Tous ont pu se confronter, au-delà des injonctions et des préceptes, à une certaine vision du basket, de l’humain, et du monde. Tantôt drôle et brillant, souvent grincheux et sarcastique, Popovich esquissait parfois un petit sourire à la fin de l’exercice qu’il détestait pourtant le plus : répondre aux journalistes. Rien ne l’amusait tant que de voir leurs mines livides après les avoir malmenés. Il se payait par exemple les costumes extravagants de sa «victime préférée», le regretté Craig Sager. Le jour où le journaliste reparut amaigri après un traitement contre le cancer, «Pop» l’enlaça et montra son vrai visage, chaleureux, humain, avant de se reprendre : «Maintenant pose tes deux questions stupides».
Lire aussi
«Avoir le sens de l’humour a une énorme importance pour moi car je pense que les gens qui n’ont pas d’autodérision, qui n’apprécient pas les moments drôles, ne sauront pas tout donner pour un groupe», expliquait en 2015 celui qui a façonné Tony Parker, drafté à 19 ans, dans son style bien à lui, en le poussant très tôt au bout de lui-même. «Lors d’un de ses premiers entraînements, j’avais amené quelques gars pour lui rentrer dedans. Je voulais voir ce qu’il avait dans le ventre. Il m’a impressionné. Alors, je lui ai dit, balle en mains : ‘‘C’est à toi, trouve des solutions, je vais t’aimer et te gueuler dessus en même temps‘‘», résumait-il. Ce qui n’empêcha pas le Français de le considérer par la suite comme un deuxième père.
Sa gouaille, légendaire, transparaissait au-delà du basket, Popovich ne mâchant pas ses mots lorsqu’il s’agit d’évoquer Donald Trump, «menteur», «raciste», «pathétique».
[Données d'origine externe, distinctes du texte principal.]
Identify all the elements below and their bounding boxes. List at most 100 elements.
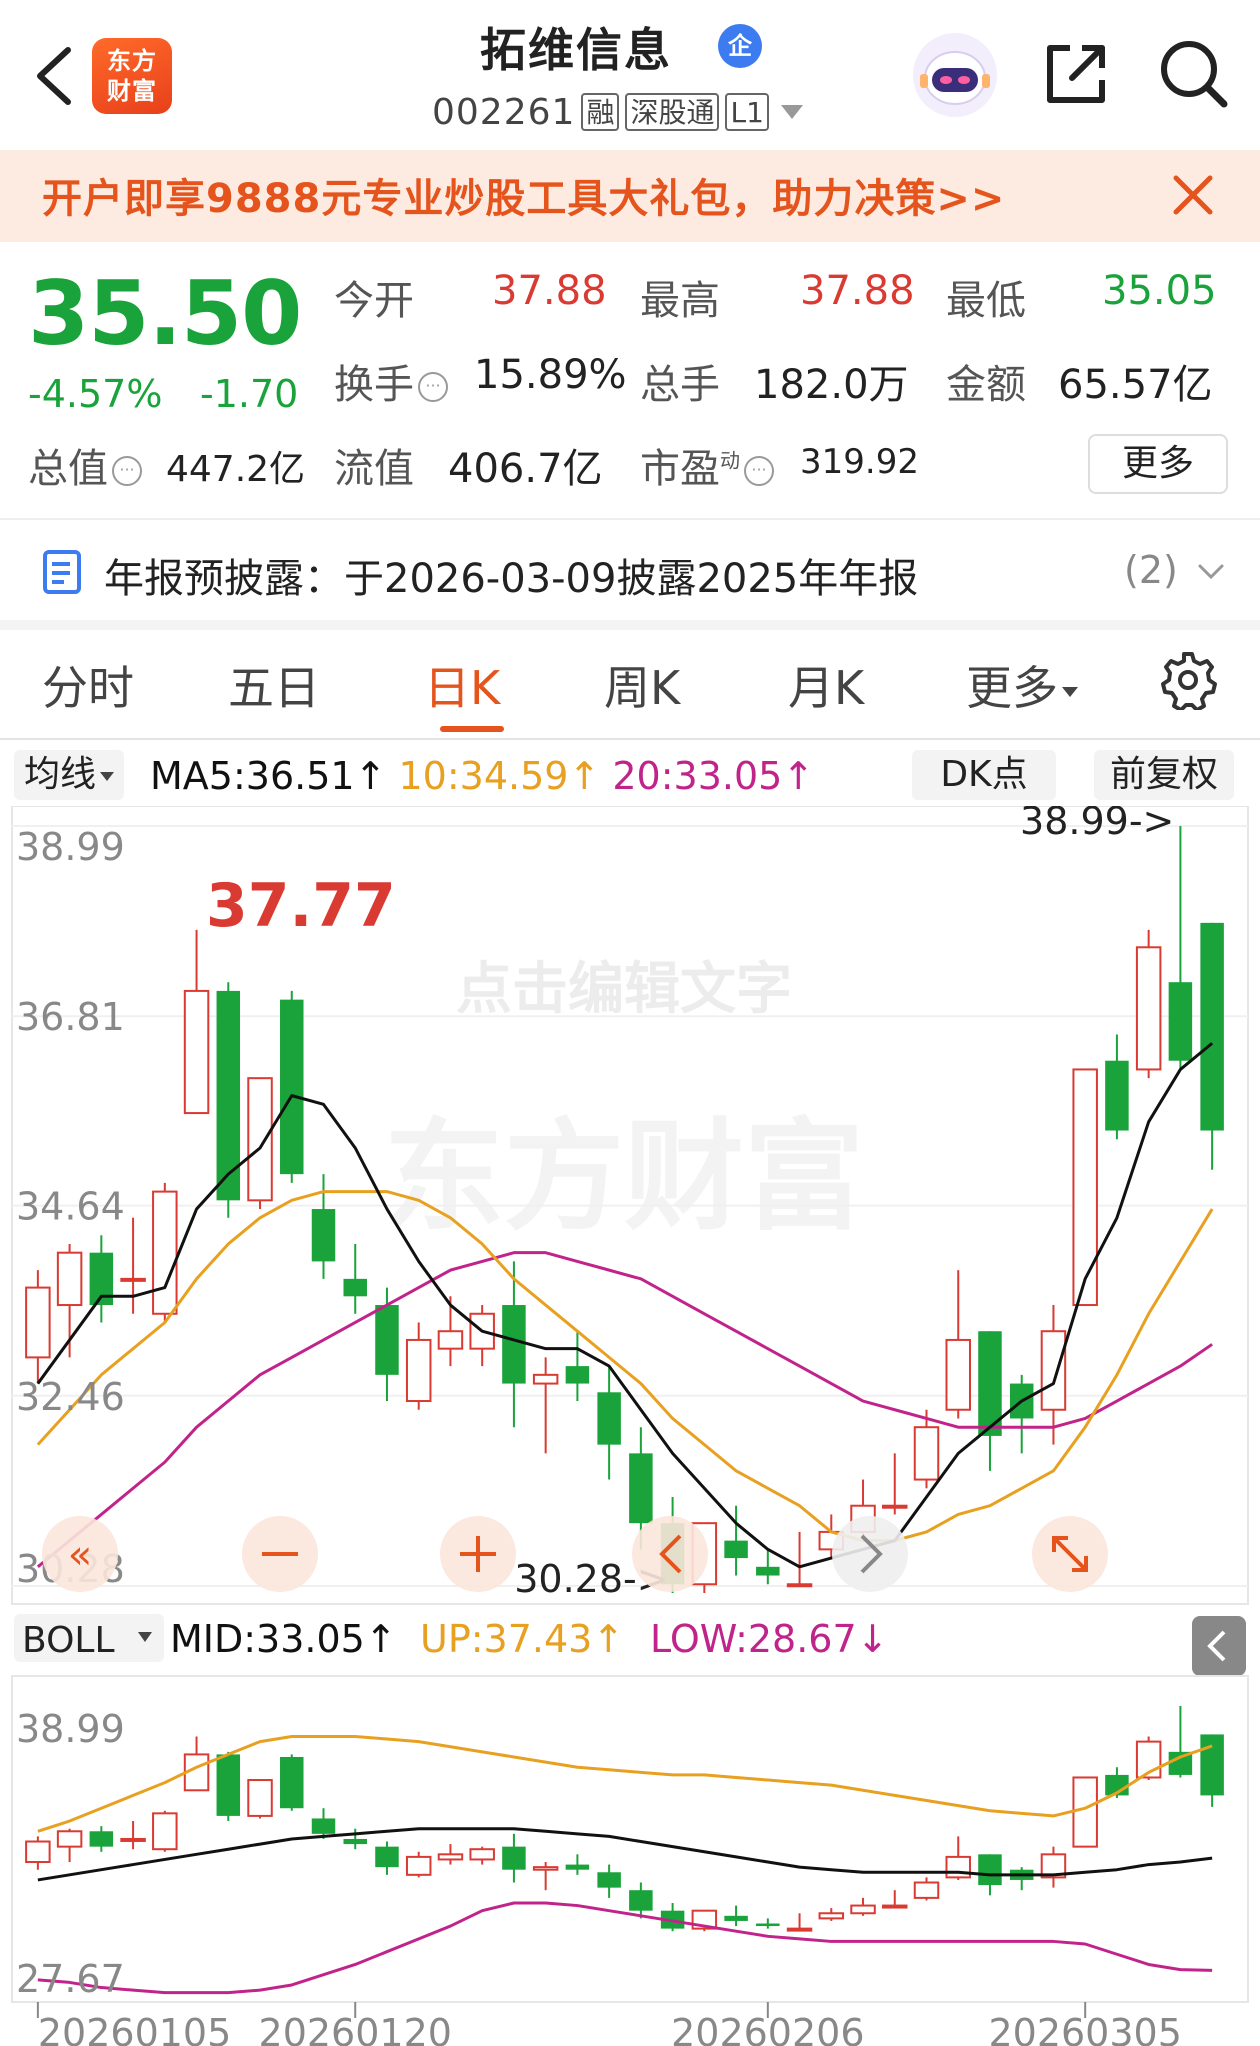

Président des opérations basket
Confronté aux défis de la reconstruction après les retraites de ses stars, au mitan des années 2010, Popovich a peiné à garder une équipe compétitive. Les Spurs viennent de manquer les play-offs pour la sixième saison consécutive. Mais ils ont avancé dans leur reconstruction autour du joyau Victor Wembanyama et en recrutant au mois de février le meneur all-star De’Aaron Fox. Les Texans ont aussi vu leur arrière-meneur Stephon Castle être élu meilleur rookie (débutant) de l’année en début de semaine.
De quoi laisser augurer une nouvelle ère dorée ? Popovich en aura posé les bases. La montée en puissance de San Antonio programmée pour les prochaines saisons se fera sous le contrôle de Mitch Johnson, 38 ans, qui avait rejoint les Spurs en 2016. Il était l’adjoint de Popovich depuis six saisons. Pour Popovich, l‘histoire ne s’arrête pas là pour autant : il va devenir président des opérations basket des Spurs. La NBA est loin d’en avoir fini avec lui, et réciproquement.